This week I hit another milestone in my writing journey – my first heartbreak. As a new picture book writer I was THRILLED when an agent from a dream agency responded to my query the next day with a request for additional materials. But for the past two weeks, I have LITERALLY been sitting on my hands, in nervous anticipation of her response – it came yesterday. My heart sank as I read the first line and realized she had decided to pass. I was fully aware of this possibility but not sure I was fully prepared for how personal the rejection felt. Call it naive, but knowing she was interested enough in my initial manuscript to ask for more gave me a false expectation that she’d provide a concrete reason if she passed…fun story but no market…requires character development…rhyming meter off….something…anything.
Naturally, I needed to vent to anyone and EVERYONE who would listen and understand so I turned to the writing community which has been SO amazing and supportive this past few months by way of Sub It Club. This amazing group of published and unpublished writers was the first writing group I joined and I truly cannot thank them enough for how eager they’ve been to help and listen to my newbie rants. With that in mind, I quickly posted a message to the group:
“Received a vague rejection from an agent who requested additional manuscripts. I was expecting to receive specific feedback so a little disappointing 😔 Has anyone had a similar experience after a request?”
Responses came rapid fire…”No feedback, even after coming close to being signed”…”Non-specific feedback is more the norm than the exception”…”Waited 15 weeks after a full request then got a pass with zero feedback”…all super depressing but at least I was not alone – and it wasn’t personal. Amidst all the doom and gloom, one of the group members, Kirsten Williams Larson, posted a blog link that instantly put my rejection wallows into perspective – Rejection Bingo!
As a published author, Kirsten had been writing longer than me, experienced more highs and lows, more hopes and rejections and had come up with a way to persevere in spite of everything. Rather than drowning in self pity with each hope that came and went, she put words into action, making a game out of collecting her rejection stripes, each one a badge of honor on her bingo card and a step closer to her end goal of securing representation for her book.

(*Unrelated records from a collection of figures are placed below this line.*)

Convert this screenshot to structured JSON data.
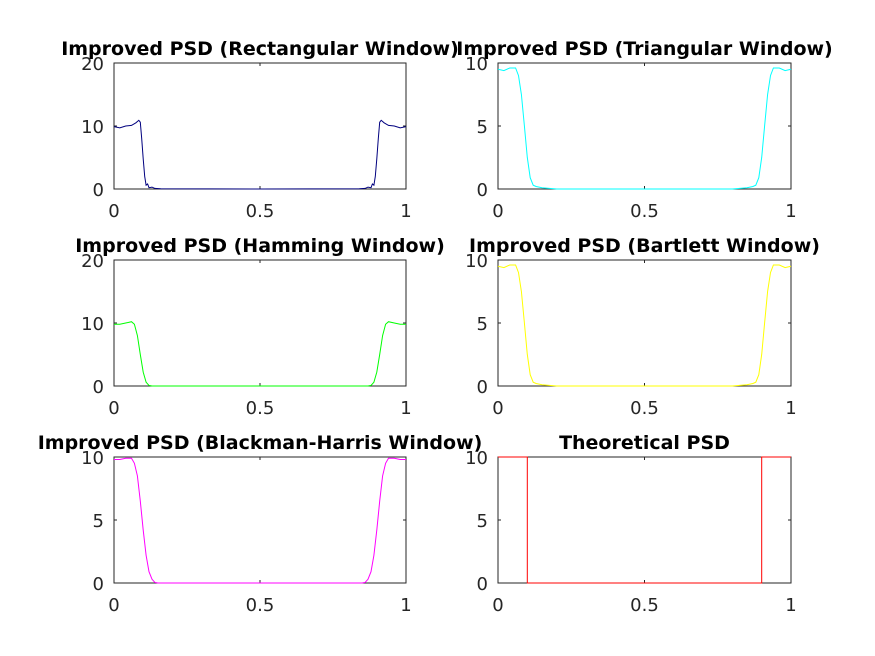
{
  "chart_data": [
    {
      "type": "line",
      "title": "Improved PSD (Rectangular Window)",
      "color": "#00007f",
      "xlim": [
        0,
        1
      ],
      "ylim": [
        0,
        20
      ],
      "xticks": [
        "0",
        "0.5",
        "1"
      ],
      "yticks": [
        "0",
        "10",
        "20"
      ],
      "series": [
        {
          "x": [
            0,
            0.02,
            0.04,
            0.06,
            0.075,
            0.085,
            0.09,
            0.095,
            0.1,
            0.105,
            0.11,
            0.115,
            0.12,
            0.13,
            0.14,
            0.16,
            0.5,
            0.84,
            0.86,
            0.87,
            0.88,
            0.885,
            0.89,
            0.895,
            0.9,
            0.905,
            0.91,
            0.915,
            0.925,
            0.94,
            0.96,
            0.98,
            1
          ],
          "y": [
            9.9,
            9.7,
            10.0,
            10.1,
            10.5,
            10.9,
            10.6,
            8.0,
            4.8,
            2.0,
            0.6,
            0.8,
            0.2,
            0.3,
            0.1,
            0.05,
            0.0,
            0.05,
            0.1,
            0.3,
            0.2,
            0.8,
            0.6,
            2.0,
            4.8,
            8.0,
            10.6,
            10.9,
            10.5,
            10.1,
            10.0,
            9.7,
            9.9
          ]
        }
      ]
    },
    {
      "type": "line",
      "title": "Improved PSD (Triangular Window)",
      "color": "#00ffff",
      "xlim": [
        0,
        1
      ],
      "ylim": [
        0,
        10
      ],
      "xticks": [
        "0",
        "0.5",
        "1"
      ],
      "yticks": [
        "0",
        "5",
        "10"
      ],
      "series": [
        {
          "x": [
            0,
            0.02,
            0.04,
            0.06,
            0.07,
            0.08,
            0.09,
            0.1,
            0.11,
            0.12,
            0.13,
            0.15,
            0.2,
            0.5,
            0.8,
            0.85,
            0.87,
            0.88,
            0.89,
            0.9,
            0.91,
            0.92,
            0.93,
            0.94,
            0.96,
            0.98,
            1
          ],
          "y": [
            9.5,
            9.4,
            9.6,
            9.6,
            9.0,
            7.5,
            5.0,
            2.5,
            0.9,
            0.3,
            0.2,
            0.1,
            0.0,
            0.0,
            0.0,
            0.1,
            0.2,
            0.3,
            0.9,
            2.5,
            5.0,
            7.5,
            9.0,
            9.6,
            9.6,
            9.4,
            9.5
          ]
        }
      ]
    },
    {
      "type": "line",
      "title": "Improved PSD (Hamming Window)",
      "color": "#00ff00",
      "xlim": [
        0,
        1
      ],
      "ylim": [
        0,
        20
      ],
      "xticks": [
        "0",
        "0.5",
        "1"
      ],
      "yticks": [
        "0",
        "10",
        "20"
      ],
      "series": [
        {
          "x": [
            0,
            0.02,
            0.04,
            0.06,
            0.07,
            0.08,
            0.09,
            0.1,
            0.11,
            0.12,
            0.13,
            0.5,
            0.87,
            0.88,
            0.89,
            0.9,
            0.91,
            0.92,
            0.93,
            0.94,
            0.96,
            0.98,
            1
          ],
          "y": [
            9.8,
            9.8,
            10.0,
            10.2,
            9.8,
            8.0,
            5.0,
            2.2,
            0.6,
            0.1,
            0.0,
            0.0,
            0.0,
            0.1,
            0.6,
            2.2,
            5.0,
            8.0,
            9.8,
            10.2,
            10.0,
            9.8,
            9.8
          ]
        }
      ]
    },
    {
      "type": "line",
      "title": "Improved PSD (Bartlett Window)",
      "color": "#ffff00",
      "xlim": [
        0,
        1
      ],
      "ylim": [
        0,
        10
      ],
      "xticks": [
        "0",
        "0.5",
        "1"
      ],
      "yticks": [
        "0",
        "5",
        "10"
      ],
      "series": [
        {
          "x": [
            0,
            0.02,
            0.04,
            0.06,
            0.07,
            0.08,
            0.09,
            0.1,
            0.11,
            0.12,
            0.13,
            0.15,
            0.2,
            0.5,
            0.8,
            0.85,
            0.87,
            0.88,
            0.89,
            0.9,
            0.91,
            0.92,
            0.93,
            0.94,
            0.96,
            0.98,
            1
          ],
          "y": [
            9.5,
            9.4,
            9.6,
            9.6,
            9.0,
            7.5,
            5.0,
            2.5,
            0.9,
            0.3,
            0.2,
            0.1,
            0.0,
            0.0,
            0.0,
            0.1,
            0.2,
            0.3,
            0.9,
            2.5,
            5.0,
            7.5,
            9.0,
            9.6,
            9.6,
            9.4,
            9.5
          ]
        }
      ]
    },
    {
      "type": "line",
      "title": "Improved PSD (Blackman-Harris Window)",
      "color": "#ff00ff",
      "xlim": [
        0,
        1
      ],
      "ylim": [
        0,
        10
      ],
      "xticks": [
        "0",
        "0.5",
        "1"
      ],
      "yticks": [
        "0",
        "5",
        "10"
      ],
      "series": [
        {
          "x": [
            0,
            0.02,
            0.04,
            0.06,
            0.07,
            0.08,
            0.09,
            0.1,
            0.11,
            0.12,
            0.13,
            0.14,
            0.15,
            0.5,
            0.85,
            0.86,
            0.87,
            0.88,
            0.89,
            0.9,
            0.91,
            0.92,
            0.93,
            0.94,
            0.96,
            0.98,
            1
          ],
          "y": [
            9.8,
            9.8,
            9.9,
            9.9,
            9.5,
            8.5,
            6.5,
            4.2,
            2.2,
            0.9,
            0.3,
            0.05,
            0.0,
            0.0,
            0.0,
            0.05,
            0.3,
            0.9,
            2.2,
            4.2,
            6.5,
            8.5,
            9.5,
            9.9,
            9.9,
            9.8,
            9.8
          ]
        }
      ]
    },
    {
      "type": "line",
      "title": "Theoretical PSD",
      "color": "#ff0000",
      "xlim": [
        0,
        1
      ],
      "ylim": [
        0,
        10
      ],
      "xticks": [
        "0",
        "0.5",
        "1"
      ],
      "yticks": [
        "0",
        "5",
        "10"
      ],
      "series": [
        {
          "x": [
            0,
            0.1,
            0.1,
            0.9,
            0.9,
            1
          ],
          "y": [
            10,
            10,
            0,
            0,
            10,
            10
          ]
        }
      ]
    }
  ]
}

Tonight, as I filled in my rejection bingo card I felt more like a winner than a failure! At this point I’ve received 4 responses to the 10 initial queries I sent, all passes, all different reasons. I am actually really excited now to fill my card, collecting my rejection stripes as I continue my journey to publication. Like many writers before me who’ve played and won, each of my rejections is a mark, a sign of evolution, continued growth and a test of just how far I’ll persist in pursuit of my goals! Winning isn’t always about getting the answer you want, sometimes winning is in reading between the lines. As Kirsten optimistically reminded me “You learned something really valuable. Your first manuscript is gold, but you might want to review and revise your follow up manuscripts. That’s a lot of good information.”
And so, here I am, revising…<3 Thank you Kirsten!!